Jon Garaño, Aitor Arregi, José Mari Goenaga que –parcial, en unos casos, o totalmente en otros–, firmaron esos dos poemas que son 'Handia' y 'Loreak', vuelven con esta obra de cámara interpretada por Antonio de la Torre y Belen Cuesta, acaparadores de casi todos los planos, que desde registros casi opuestos, complementan ese furor y rugido, esa llama semiapagada que discurre como un tumor y su metástasis por las estancias de un escondite que es resistencia, tumba abierta y entierro permanente.
Los topos, los del libro de Jesús Torbado y Manuel Leguineche, constituyen la base del relato, aunque en realidad sean el dolor y el absurdo el verdadero magma de esta historia.
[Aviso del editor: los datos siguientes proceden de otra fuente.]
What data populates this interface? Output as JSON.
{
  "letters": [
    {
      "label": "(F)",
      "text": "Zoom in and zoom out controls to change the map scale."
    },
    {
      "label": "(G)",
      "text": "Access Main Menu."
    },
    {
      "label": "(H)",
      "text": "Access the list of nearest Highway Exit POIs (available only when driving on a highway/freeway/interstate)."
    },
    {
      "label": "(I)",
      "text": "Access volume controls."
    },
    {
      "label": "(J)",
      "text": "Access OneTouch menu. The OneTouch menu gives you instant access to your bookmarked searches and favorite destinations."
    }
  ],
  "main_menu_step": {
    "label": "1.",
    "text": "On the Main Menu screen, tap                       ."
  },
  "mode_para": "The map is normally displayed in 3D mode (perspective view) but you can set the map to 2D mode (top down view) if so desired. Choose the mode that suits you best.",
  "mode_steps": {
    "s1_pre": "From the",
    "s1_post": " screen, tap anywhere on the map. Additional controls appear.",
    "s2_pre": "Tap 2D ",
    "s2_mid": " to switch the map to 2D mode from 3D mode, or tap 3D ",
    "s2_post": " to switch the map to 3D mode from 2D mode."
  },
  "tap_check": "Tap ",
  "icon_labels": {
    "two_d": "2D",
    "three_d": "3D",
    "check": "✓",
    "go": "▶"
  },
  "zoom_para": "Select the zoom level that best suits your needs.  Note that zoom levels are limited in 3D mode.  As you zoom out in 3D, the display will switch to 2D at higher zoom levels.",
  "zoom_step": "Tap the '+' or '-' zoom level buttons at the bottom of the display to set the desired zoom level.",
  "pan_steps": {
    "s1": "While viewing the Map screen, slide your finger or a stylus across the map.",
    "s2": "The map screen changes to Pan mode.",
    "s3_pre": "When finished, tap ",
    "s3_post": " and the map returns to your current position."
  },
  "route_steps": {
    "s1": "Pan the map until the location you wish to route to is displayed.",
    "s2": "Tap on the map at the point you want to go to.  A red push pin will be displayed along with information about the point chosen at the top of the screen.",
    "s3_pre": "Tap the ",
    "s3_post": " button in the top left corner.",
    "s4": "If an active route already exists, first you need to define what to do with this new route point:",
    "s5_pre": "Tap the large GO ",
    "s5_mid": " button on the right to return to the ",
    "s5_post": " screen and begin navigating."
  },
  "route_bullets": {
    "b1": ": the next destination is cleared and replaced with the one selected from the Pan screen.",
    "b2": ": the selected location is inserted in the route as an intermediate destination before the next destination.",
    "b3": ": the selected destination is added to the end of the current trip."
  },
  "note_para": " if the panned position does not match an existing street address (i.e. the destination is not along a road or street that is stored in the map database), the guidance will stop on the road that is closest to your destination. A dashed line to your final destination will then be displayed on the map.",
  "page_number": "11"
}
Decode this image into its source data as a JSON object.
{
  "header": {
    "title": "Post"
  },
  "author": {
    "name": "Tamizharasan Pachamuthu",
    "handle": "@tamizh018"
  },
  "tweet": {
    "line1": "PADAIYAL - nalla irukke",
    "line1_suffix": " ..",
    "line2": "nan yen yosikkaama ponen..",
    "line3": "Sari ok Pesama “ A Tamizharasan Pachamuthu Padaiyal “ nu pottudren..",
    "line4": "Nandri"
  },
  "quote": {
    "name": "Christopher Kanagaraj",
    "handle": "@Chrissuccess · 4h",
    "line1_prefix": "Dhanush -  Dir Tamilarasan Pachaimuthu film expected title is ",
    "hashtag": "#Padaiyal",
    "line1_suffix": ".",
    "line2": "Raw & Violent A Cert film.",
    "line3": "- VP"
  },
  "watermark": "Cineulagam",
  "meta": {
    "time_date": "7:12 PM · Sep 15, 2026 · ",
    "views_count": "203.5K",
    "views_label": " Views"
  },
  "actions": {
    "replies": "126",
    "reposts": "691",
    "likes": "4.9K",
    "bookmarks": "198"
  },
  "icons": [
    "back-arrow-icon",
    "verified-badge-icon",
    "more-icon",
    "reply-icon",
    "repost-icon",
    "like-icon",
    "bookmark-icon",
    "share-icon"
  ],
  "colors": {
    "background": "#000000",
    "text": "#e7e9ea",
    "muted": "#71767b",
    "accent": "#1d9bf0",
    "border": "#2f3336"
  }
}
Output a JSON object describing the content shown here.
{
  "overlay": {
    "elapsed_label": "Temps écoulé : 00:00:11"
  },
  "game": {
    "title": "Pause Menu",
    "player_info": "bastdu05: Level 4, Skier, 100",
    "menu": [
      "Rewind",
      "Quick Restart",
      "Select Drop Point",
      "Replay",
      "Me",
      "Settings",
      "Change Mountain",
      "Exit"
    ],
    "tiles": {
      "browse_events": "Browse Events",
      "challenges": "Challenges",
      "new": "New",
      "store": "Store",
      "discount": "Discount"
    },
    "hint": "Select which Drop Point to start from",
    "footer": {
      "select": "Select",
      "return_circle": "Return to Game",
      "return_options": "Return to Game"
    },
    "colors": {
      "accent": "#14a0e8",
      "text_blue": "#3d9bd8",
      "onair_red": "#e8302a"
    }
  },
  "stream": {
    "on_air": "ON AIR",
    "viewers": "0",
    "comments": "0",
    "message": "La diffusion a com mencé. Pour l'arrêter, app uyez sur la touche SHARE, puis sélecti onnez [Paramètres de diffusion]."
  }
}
Inmersiva, a veces sensorial, incómoda siempre, 'La trinchera infinita' saca de las casillas de lo sabido y resabiado, de lo obvio y lo evidente para obligar al espectador a adentrarse en la guerra civil y en la dictadura desde las entrañas del odio y la crueldad.
La propia película avanza como una víctima más porque esas vidas solo pueden mostrarse desde el limitado espacio que ha dejado la humillación, la derrota, la condena, la soledad, la desesperanza, todo desde un país convertido en un túnel viciado y habitado por fantasmas, rencores y cadáveres que reclaman su sitio entre los vivos. Un retrato a dos voces y dos silencios, sonoros y hondos ambos. Una oscuridad luminosa que grita por dentro, mientras en el fuera de campo reside la supuesta normalidad de la vida avanza ajena y ciega.